Palestinian peace activist Ali Abu Awwad shared the stage with an Israeli settler on May 28 as part of his ongoing attempt to accomplish what some might consider the unbelievable.
“I couldn’t imagine that one day, I would be standing next to a settler, talking about any hope,” he said, “but sometimes we don’t reach solutions in life because we believe that we can’t do them.”
Listen to their stories – story continues after the video.
Awwad, who teaches nonviolent resistance as a means for pursuing peace, was joined by Zionist settler and Orthodox Rabbi Hanan Schlesinger. Together, they headlined the Painful Hope Tour, which took place at the Pico Union Project near downtown Los Angeles.
Schlesinger, who divides his time between Texas and the West Bank settlement Alon Shvut, serves as the founder and executive director and community rabbinic scholar for the Jewish Studies Initiative of North Texas. He is active in promoting peace initiatives in Texas and Israel.
He and Awwad are part of Friends of Roots (friendsofroots.net), a collaborative effort between Jews and Palestinians in the West Bank. It brings together local children from both sides of the conflict through after-school programs and summer camps that promote fun and friendship. Friends of Roots also runs a leadership program that unites 65 Israeli leaders who dedicate their lives to tolerance education.
Schlesinger told his story first during the local event: Born and reared in Israel, he found a profound disconnect between Israelis and Palestinians. He talked about the first time he left his settlement and ventured over to see Awwad after previously meeting at an event in the United States.
“Until a year and a half ago, I’d never met a Palestinian,” he said. “I opened the front door and walked 20 minutes to the Palestinian vineyards, fields and orchards that surround my house to meet the neighbor that, until then, didn’t exist for me.”
As for Awwad, he told the audience about how, before turning to nonviolence, he was sentenced to 10 years in prison for being part of a militant cell as a young man. Three years into his sentence, he held a hunger strike, demanding to see his mother, who was also detained. It was then that he realized nonviolence was far more effective than its alternative. His sentence was reduced, and he was released after the Oslo Accords.

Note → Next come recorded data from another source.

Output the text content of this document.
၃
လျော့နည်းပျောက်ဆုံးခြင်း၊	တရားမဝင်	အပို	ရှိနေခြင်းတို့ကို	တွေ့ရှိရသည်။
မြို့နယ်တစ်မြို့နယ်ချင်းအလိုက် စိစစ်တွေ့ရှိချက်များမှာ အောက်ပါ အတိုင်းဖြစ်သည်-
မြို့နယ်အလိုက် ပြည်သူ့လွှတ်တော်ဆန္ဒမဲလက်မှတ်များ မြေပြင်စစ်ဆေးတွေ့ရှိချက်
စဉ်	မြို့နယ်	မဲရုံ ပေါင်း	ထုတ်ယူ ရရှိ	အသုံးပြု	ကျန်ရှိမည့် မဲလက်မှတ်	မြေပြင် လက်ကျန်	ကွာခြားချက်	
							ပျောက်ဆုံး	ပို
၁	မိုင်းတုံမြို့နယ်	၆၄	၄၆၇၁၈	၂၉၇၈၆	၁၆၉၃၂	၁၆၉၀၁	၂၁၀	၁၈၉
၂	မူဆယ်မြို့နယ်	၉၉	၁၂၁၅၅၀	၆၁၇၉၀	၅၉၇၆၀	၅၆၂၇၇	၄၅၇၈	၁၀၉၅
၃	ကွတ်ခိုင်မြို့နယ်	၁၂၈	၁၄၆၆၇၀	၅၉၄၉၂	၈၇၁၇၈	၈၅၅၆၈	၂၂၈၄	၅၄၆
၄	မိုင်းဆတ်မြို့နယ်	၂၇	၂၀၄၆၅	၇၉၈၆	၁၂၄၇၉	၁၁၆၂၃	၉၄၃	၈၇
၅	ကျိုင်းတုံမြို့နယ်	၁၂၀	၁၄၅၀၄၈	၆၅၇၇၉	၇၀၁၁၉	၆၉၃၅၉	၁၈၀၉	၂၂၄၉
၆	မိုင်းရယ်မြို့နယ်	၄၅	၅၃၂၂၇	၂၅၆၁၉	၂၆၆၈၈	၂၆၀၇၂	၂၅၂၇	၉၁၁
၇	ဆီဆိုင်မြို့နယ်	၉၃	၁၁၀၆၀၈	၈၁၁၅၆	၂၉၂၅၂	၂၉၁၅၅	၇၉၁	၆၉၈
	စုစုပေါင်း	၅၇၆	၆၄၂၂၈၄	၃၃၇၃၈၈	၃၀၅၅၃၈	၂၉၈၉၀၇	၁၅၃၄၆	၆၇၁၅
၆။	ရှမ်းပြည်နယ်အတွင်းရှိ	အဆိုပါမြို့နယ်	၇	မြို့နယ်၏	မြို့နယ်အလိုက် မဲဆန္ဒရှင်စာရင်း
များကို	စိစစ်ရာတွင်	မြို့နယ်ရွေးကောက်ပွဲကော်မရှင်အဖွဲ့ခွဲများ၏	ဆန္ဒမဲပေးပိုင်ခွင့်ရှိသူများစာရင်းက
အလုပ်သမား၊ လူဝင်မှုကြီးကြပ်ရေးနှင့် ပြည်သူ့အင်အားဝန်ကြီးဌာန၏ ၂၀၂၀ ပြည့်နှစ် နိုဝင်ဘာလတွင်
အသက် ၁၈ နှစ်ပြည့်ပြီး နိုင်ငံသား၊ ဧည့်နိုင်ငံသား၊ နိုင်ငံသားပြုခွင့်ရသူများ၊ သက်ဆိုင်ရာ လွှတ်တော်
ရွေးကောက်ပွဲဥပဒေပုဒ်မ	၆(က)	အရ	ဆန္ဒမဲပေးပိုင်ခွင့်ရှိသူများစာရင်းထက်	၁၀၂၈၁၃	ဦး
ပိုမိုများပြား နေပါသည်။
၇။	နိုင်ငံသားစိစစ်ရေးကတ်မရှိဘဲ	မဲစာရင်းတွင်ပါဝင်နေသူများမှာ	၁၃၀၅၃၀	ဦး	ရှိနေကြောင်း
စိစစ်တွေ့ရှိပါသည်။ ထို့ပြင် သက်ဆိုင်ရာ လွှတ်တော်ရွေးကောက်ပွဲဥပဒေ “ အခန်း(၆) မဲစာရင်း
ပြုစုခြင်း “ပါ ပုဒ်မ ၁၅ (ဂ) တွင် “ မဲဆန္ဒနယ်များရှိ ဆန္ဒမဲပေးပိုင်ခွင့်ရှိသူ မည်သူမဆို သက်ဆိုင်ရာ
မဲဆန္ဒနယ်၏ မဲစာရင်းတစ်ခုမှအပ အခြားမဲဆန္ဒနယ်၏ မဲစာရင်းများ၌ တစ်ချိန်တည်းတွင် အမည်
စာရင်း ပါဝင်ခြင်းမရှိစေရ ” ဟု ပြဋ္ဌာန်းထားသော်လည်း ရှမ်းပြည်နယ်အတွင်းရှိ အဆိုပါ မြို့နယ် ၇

“It’s OK to be angry and act nonviolently,” he said. “Violence will not erase the anger. The pain will not disappear. But nonviolence is the management of that anger. When we act nonviolently, we celebrate our existence.”
After the event, Schlesinger commented to the Journal about the cognitive dissonance that affects those who struggle with the possibility of peace between Israel and Palestine.
“What I see today is just so different from what I saw a year and a half ago. We ask ourselves, ‘Which reality is true?’ The truth is that they are all true. Each reality comes to us differently depending on what assumptions we come with. Sometimes we don’t even know what those assumptions really are. What you have to do is examine these assumptions. Think of the drawing that, if you look at it one way, you see a woman, but if you look at it another way, you see a vase. You wonder, ‘Which is it really?’ It really is both!”
Awwad said the evening at the Pico Union Project gave him hope and strength.
“We are dealing with a very complex subject in a very crazy reality over there,” he said. “This event shows that people want a solution.”
Friends Noor-Malika Chishti, a Muslim, and Rachel Landsman, an Orthodox Jew, were moved by what they heard. Both women are members of the West Los Angeles Cousins Club, a group of Muslim and Jewish women that meets monthly in the spirit of peaceful sisterhood.
“We really believe that to know one another is to love one another,” Landsman said. “The path of reconciliation and nonviolence is what I’ve been waiting to hear.”
Audience member Oren Rehany, an Israeli-born writer, actor and producer who has been living in Los Angeles for 12 years, said the only way peace will happen is through the efforts of everyday people like Schlesinger and Awwad.
“Politicians are probably not the ones who are going to make peace happen. Grass-roots movements like this one will make the change,” Rehany said. “This grass-roots style of education gives me a lot of hope as an Israeli. The only thing Schlesinger and Awwad are attacking is the demonization of either side of the conflict.”